Gawat janin selama persalinan menunjukkan hipoksia (kurang oksigen) pada janin. Tanpa
oksigen yang adekuat, denyut jantung janin kehilangan variabilitas dasarnya dan
menunjukkan deselerasi (perlambatan) lanjut pada kontraksi uterus. Bila hipoksia menetap,
glikolisis (pemecahan glukosa) anaerob menghasilkan asam laktat dengan pH janin yang
menurun.4
Sebagian besar diagnosis gawat janin didasarkan pada pola frekuensi denyut jantung.

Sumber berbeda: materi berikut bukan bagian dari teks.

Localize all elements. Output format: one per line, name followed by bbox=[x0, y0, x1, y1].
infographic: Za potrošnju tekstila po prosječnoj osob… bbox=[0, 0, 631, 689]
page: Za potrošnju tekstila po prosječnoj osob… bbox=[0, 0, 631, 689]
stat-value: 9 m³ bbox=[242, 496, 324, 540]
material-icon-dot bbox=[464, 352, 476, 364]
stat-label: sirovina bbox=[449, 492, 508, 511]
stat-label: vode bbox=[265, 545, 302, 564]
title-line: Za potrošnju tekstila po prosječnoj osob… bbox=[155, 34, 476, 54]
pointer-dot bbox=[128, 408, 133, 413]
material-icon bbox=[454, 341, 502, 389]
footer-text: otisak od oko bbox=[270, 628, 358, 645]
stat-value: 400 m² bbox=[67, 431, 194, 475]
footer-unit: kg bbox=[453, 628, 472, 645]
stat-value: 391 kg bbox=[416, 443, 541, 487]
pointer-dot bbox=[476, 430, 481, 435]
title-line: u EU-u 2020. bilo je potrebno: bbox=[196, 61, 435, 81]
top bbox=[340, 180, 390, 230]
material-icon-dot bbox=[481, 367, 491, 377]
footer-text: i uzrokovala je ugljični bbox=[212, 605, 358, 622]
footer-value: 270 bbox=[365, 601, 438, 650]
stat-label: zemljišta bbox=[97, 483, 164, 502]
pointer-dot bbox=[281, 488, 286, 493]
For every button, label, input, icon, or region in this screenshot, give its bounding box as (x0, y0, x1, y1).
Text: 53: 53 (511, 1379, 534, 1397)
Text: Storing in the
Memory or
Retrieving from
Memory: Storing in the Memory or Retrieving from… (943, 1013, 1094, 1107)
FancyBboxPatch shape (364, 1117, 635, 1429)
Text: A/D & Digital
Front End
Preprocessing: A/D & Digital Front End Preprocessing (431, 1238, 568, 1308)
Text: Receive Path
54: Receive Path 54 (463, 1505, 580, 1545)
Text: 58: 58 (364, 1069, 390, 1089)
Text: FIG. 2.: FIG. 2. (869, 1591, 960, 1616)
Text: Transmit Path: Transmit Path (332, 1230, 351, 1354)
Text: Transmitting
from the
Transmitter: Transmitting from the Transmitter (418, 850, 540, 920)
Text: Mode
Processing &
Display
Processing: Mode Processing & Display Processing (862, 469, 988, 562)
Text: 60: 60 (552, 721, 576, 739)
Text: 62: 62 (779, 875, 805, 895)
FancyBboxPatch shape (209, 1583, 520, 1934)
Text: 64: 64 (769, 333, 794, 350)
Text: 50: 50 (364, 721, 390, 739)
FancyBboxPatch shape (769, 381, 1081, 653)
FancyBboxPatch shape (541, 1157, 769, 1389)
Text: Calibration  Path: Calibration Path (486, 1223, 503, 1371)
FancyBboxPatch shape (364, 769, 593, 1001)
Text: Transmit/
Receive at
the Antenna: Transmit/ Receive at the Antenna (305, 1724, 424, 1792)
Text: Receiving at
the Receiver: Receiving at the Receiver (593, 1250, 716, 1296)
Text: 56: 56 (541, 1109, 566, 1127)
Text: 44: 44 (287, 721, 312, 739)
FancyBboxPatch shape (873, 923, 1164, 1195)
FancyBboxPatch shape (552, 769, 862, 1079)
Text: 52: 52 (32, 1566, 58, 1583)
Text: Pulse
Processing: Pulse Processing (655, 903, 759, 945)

Penilaian janin ini adalah penilaian klinis yang sarna sekali subyektif dan pastilah memiliki
kelemahan dan harus diakui demikian. Salah satu penjelasannya adalah bahwa pola-pola ini
lebih merupakan cerminan fisiologi daripada patologi janin. Pengendalian frekuensi denyut
jantung secara fisiologis terdiri atas beragam mekanisme yang saling berkaitan dan
bergantung pada aliran darah serta oksigenasi. Selain itu, aktivitas mekanisme-mekanisme
pengendali ini dipengaruhi keadaan oksigenasi janin sebelumnya, seperti tampak pada
insufisiensi plasenta kronik, sebagai contoh. Yang juga penting, jika janin menekan tali
pusat, tempat aliran darah terus menerus mengalami gangguan. Selain itu, persalinan normal
adalah proses yang menyebabkan janin mengalami asidemia yang semakin meningkat.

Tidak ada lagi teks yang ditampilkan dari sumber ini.